The Longing for Belonging, part 1


“A Blessing Called Sanctuary”
by Jan Richardson

You hardly knew
how hungry you were
to be gathered in,
to receive the welcome
that invited you to enter
nothing of you
found foreign or strange,
nothing of your life
that you were asked
to leave behind
or to carry in silence
or in shame.
Tentative steps
became settling in,
leaning into the blessing
that enfolded you,
taking your place
in the circle
that stunned you
with its unimagined grace.
You began to breathe again,
to move without fear,
to speak with abandon
the words you carried
in your bones,
that echoed in your being.
You learned to sing.
But the deal with this blessing
is that it will not leave you alone,
will not let you linger
in safety,
in stasis.
The time will come
when this blessing
will ask you to leave,
not because it has tired of you
but because it desires for you
to become the sanctuary
that you have found—
to speak your word
into the world,
to tell what you have heard
with your own ears,
seen with your own eyes,
known in your own heart:
that you are beloved,
precious child of God,
beautiful to behold,
and you are welcome
and more than welcome

SERMON, part 1

Do you belong?

It’s been almost 40 years now since the TV sitcom Cheers first aired, with its theme song that said:
“Sometimes you want to go where everybody knows your name, and they’re always glad you came.”
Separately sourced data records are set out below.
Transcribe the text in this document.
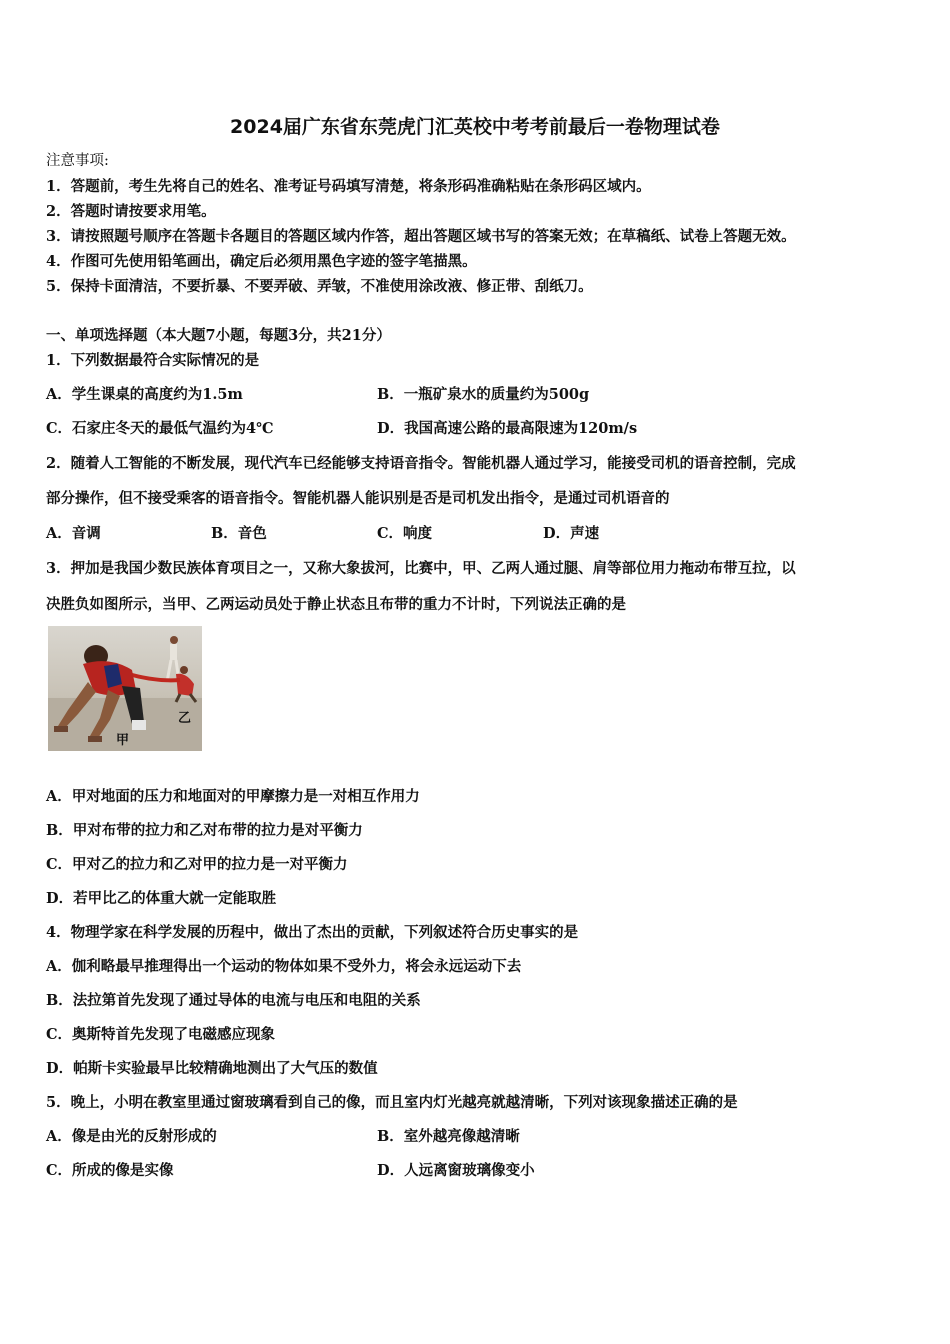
2024届广东省东莞虎门汇英校中考考前最后一卷物理试卷
注意事项:
1．答题前，考生先将自己的姓名、准考证号码填写清楚，将条形码准确粘贴在条形码区域内。
2．答题时请按要求用笔。
3．请按照题号顺序在答题卡各题目的答题区域内作答，超出答题区域书写的答案无效；在草稿纸、试卷上答题无效。
4．作图可先使用铅笔画出，确定后必须用黑色字迹的签字笔描黑。
5．保持卡面清洁，不要折暴、不要弄破、弄皱，不准使用涂改液、修正带、刮纸刀。
一、单项选择题（本大题7小题，每题3分，共21分）
1．下列数据最符合实际情况的是
A．学生课桌的高度约为1.5m	B．一瓶矿泉水的质量约为500g
C．石家庄冬天的最低气温约为4℃	D．我国高速公路的最高限速为120m/s
2．随着人工智能的不断发展，现代汽车已经能够支持语音指令。智能机器人通过学习，能接受司机的语音控制，完成
部分操作，但不接受乘客的语音指令。智能机器人能识别是否是司机发出指令，是通过司机语音的
A．音调	B．音色	C．响度	D．声速
3．押加是我国少数民族体育项目之一，又称大象拔河，比赛中，甲、乙两人通过腿、肩等部位用力拖动布带互拉，以
决胜负如图所示，当甲、乙两运动员处于静止状态且布带的重力不计时，下列说法正确的是
乙
甲
A．甲对地面的压力和地面对的甲摩擦力是一对相互作用力
B．甲对布带的拉力和乙对布带的拉力是对平衡力
C．甲对乙的拉力和乙对甲的拉力是一对平衡力
D．若甲比乙的体重大就一定能取胜
4．物理学家在科学发展的历程中，做出了杰出的贡献，下列叙述符合历史事实的是
A．伽利略最早推理得出一个运动的物体如果不受外力，将会永远运动下去
B．法拉第首先发现了通过导体的电流与电压和电阻的关系
C．奥斯特首先发现了电磁感应现象
D．帕斯卡实验最早比较精确地测出了大气压的数值
5．晚上，小明在教室里通过窗玻璃看到自己的像，而且室内灯光越亮就越清晰，下列对该现象描述正确的是
A．像是由光的反射形成的	B．室外越亮像越清晰
C．所成的像是实像	D．人远离窗玻璃像变小
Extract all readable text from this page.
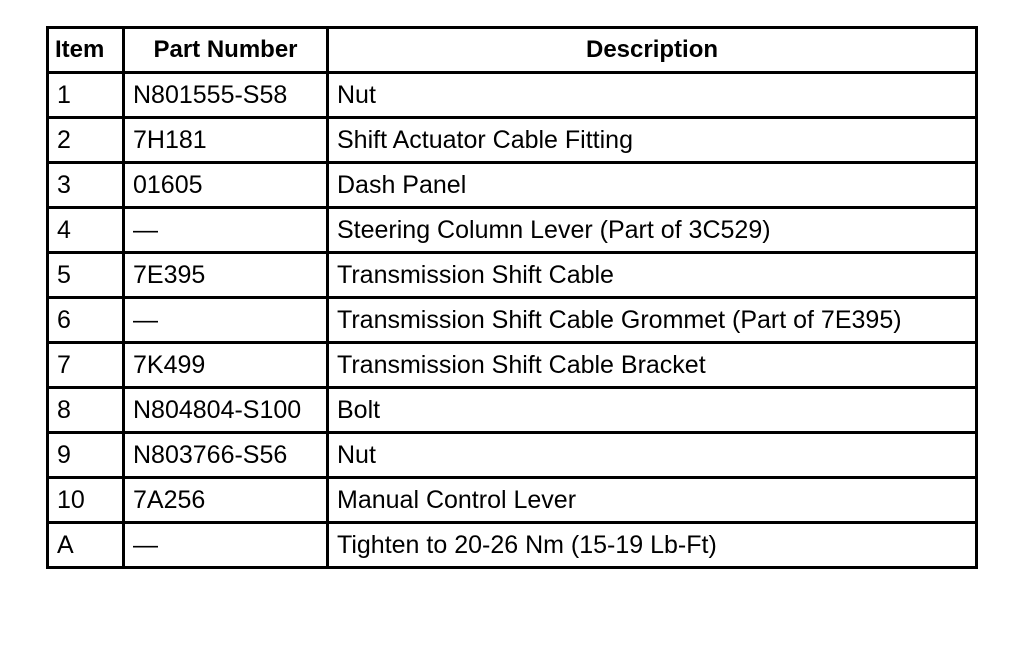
Item	Part Number	Description
1	N801555-S58	Nut
2	7H181	Shift Actuator Cable Fitting
3	01605	Dash Panel
4	—	Steering Column Lever (Part of 3C529)
5	7E395	Transmission Shift Cable
6	—	Transmission Shift Cable Grommet (Part of 7E395)
7	7K499	Transmission Shift Cable Bracket
8	N804804-S100	Bolt
9	N803766-S56	Nut
10	7A256	Manual Control Lever
A	—	Tighten to 20-26 Nm (15-19 Lb-Ft)
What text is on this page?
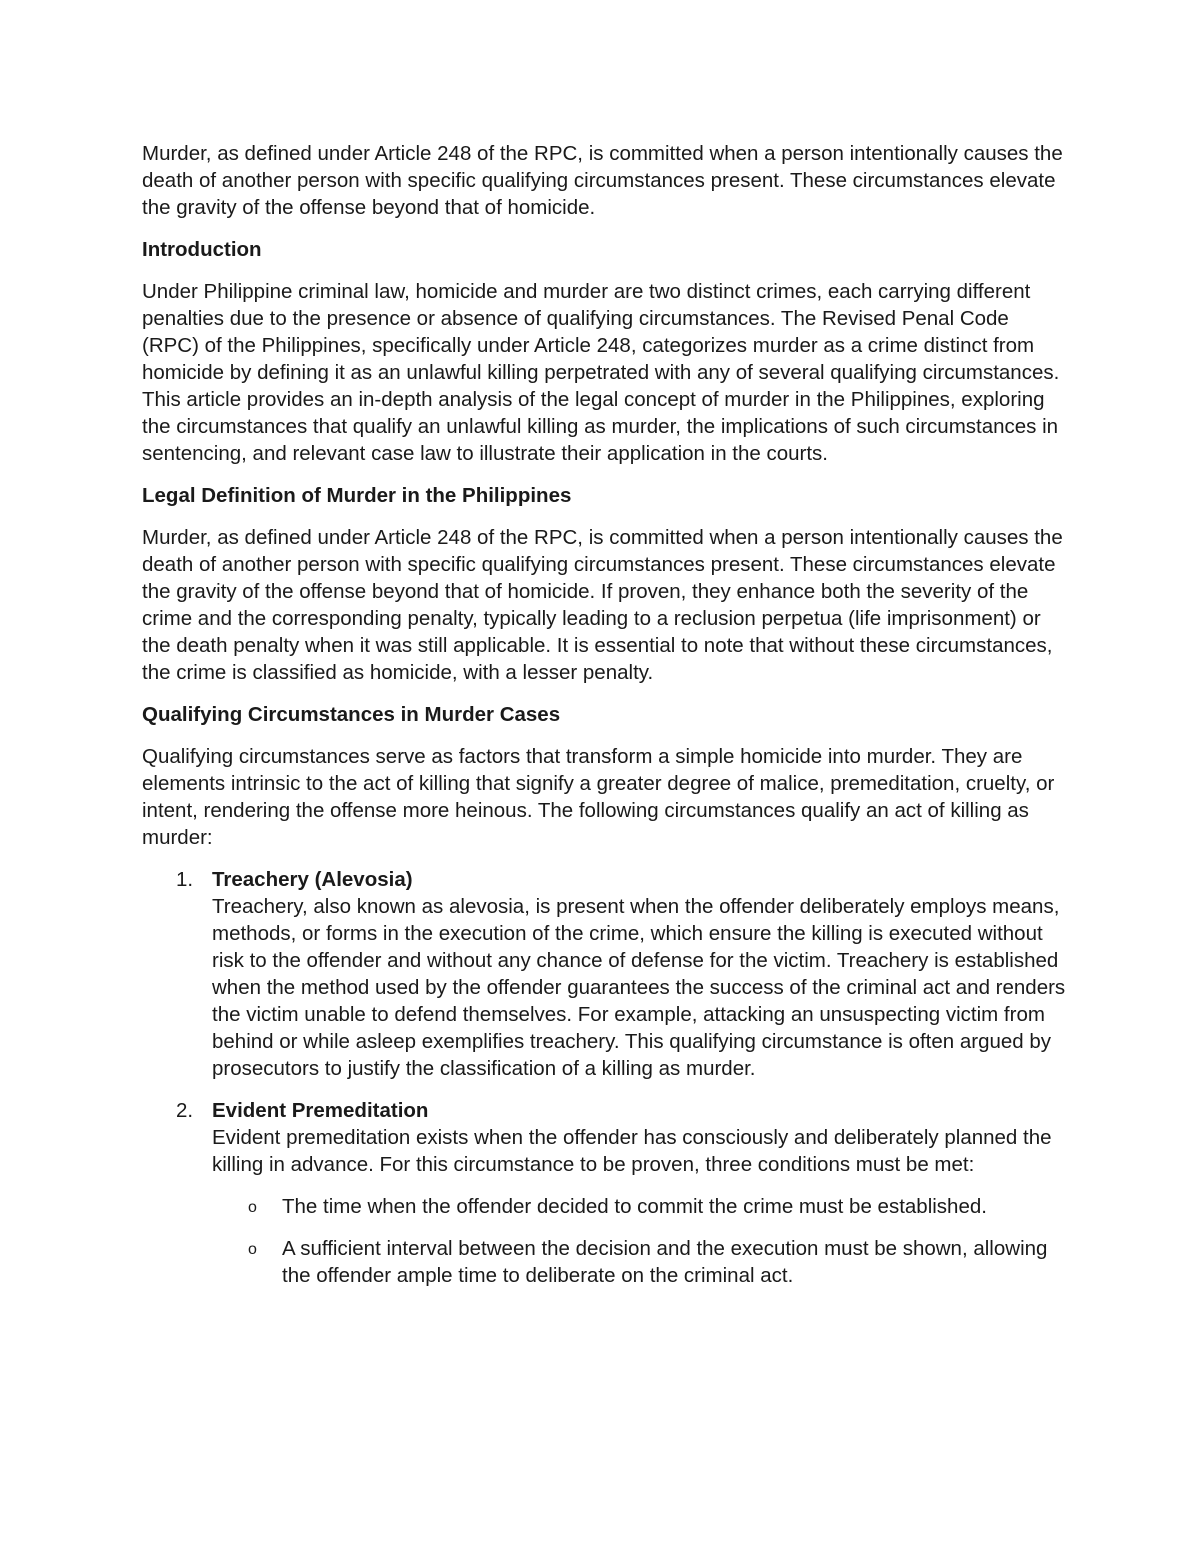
Murder, as defined under Article 248 of the RPC, is committed when a person intentionally causes the death of another person with specific qualifying circumstances present. These circumstances elevate the gravity of the offense beyond that of homicide.

Introduction

Under Philippine criminal law, homicide and murder are two distinct crimes, each carrying different penalties due to the presence or absence of qualifying circumstances. The Revised Penal Code (RPC) of the Philippines, specifically under Article 248, categorizes murder as a crime distinct from homicide by defining it as an unlawful killing perpetrated with any of several qualifying circumstances. This article provides an in-depth analysis of the legal concept of murder in the Philippines, exploring the circumstances that qualify an unlawful killing as murder, the implications of such circumstances in sentencing, and relevant case law to illustrate their application in the courts.

Legal Definition of Murder in the Philippines

Murder, as defined under Article 248 of the RPC, is committed when a person intentionally causes the death of another person with specific qualifying circumstances present. These circumstances elevate the gravity of the offense beyond that of homicide. If proven, they enhance both the severity of the crime and the corresponding penalty, typically leading to a reclusion perpetua (life imprisonment) or the death penalty when it was still applicable. It is essential to note that without these circumstances, the crime is classified as homicide, with a lesser penalty.

Qualifying Circumstances in Murder Cases

Qualifying circumstances serve as factors that transform a simple homicide into murder. They are elements intrinsic to the act of killing that signify a greater degree of malice, premeditation, cruelty, or intent, rendering the offense more heinous. The following circumstances qualify an act of killing as murder:

1. Treachery (Alevosia)
Treachery, also known as alevosia, is present when the offender deliberately employs means, methods, or forms in the execution of the crime, which ensure the killing is executed without risk to the offender and without any chance of defense for the victim. Treachery is established when the method used by the offender guarantees the success of the criminal act and renders the victim unable to defend themselves. For example, attacking an unsuspecting victim from behind or while asleep exemplifies treachery. This qualifying circumstance is often argued by prosecutors to justify the classification of a killing as murder.
2. Evident Premeditation
Evident premeditation exists when the offender has consciously and deliberately planned the killing in advance. For this circumstance to be proven, three conditions must be met:
o The time when the offender decided to commit the crime must be established.
o A sufficient interval between the decision and the execution must be shown, allowing the offender ample time to deliberate on the criminal act.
It was, perhaps, an unfortunate sign of the times, that by the 1980s the most plausible such place for such belonging was the neighborhood bar.
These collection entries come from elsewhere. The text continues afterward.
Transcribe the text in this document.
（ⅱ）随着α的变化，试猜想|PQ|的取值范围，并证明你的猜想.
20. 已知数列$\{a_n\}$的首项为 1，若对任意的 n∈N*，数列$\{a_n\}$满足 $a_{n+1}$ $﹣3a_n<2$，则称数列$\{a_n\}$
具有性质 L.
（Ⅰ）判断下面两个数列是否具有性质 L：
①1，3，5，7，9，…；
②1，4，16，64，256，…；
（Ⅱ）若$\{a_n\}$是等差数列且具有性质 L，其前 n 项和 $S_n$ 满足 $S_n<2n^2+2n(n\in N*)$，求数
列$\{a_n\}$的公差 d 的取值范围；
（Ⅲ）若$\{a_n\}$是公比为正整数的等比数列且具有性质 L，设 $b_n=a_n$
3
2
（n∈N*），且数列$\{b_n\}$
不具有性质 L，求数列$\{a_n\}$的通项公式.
It feels good to be recognized and seen – for everyone to know your name. It feels good to be liked – to be around people who are glad you are there. It feels good, for many people, to have a mug of beer in hand. The show attracted viewers by rolling those good feels together into one.

But it doesn’t really much work that way. If you were inspired by the show to seek community in a neighborhood bar, you were probably disappointed. You may have had some enjoyable evenings, but in the end there wasn’t a lasting life satisfaction there. The pleasure of a shared libation at the end of a day of working together depends on being grounded in the working together -- and without that grounding soon becomes a simulacrum of itself.

The neopagan and ecofeminist writer Starhawk got a little closer when she expressed it this way:
“Somewhere, there are people to whom we can speak with passion without having the words catch in our throats. Somewhere a circle of hands will open to receive us, eyes will light up as we enter, voices will celebrate with us whenever we come into our own power. Community means strength that joins our strength to do the work that needs to be done -- arms to hold us when we falter -- a circle of healing -- a circle of friends -- someplace where we can be free.”
Belonging means not just that everybody knows your name and they’re glad you came, but that there is meaningful work to do together. For our us-ness to be real, it must be us-ness in service to something larger than us-ness. To belong, we must belong not only to each other, but also to a shared purpose.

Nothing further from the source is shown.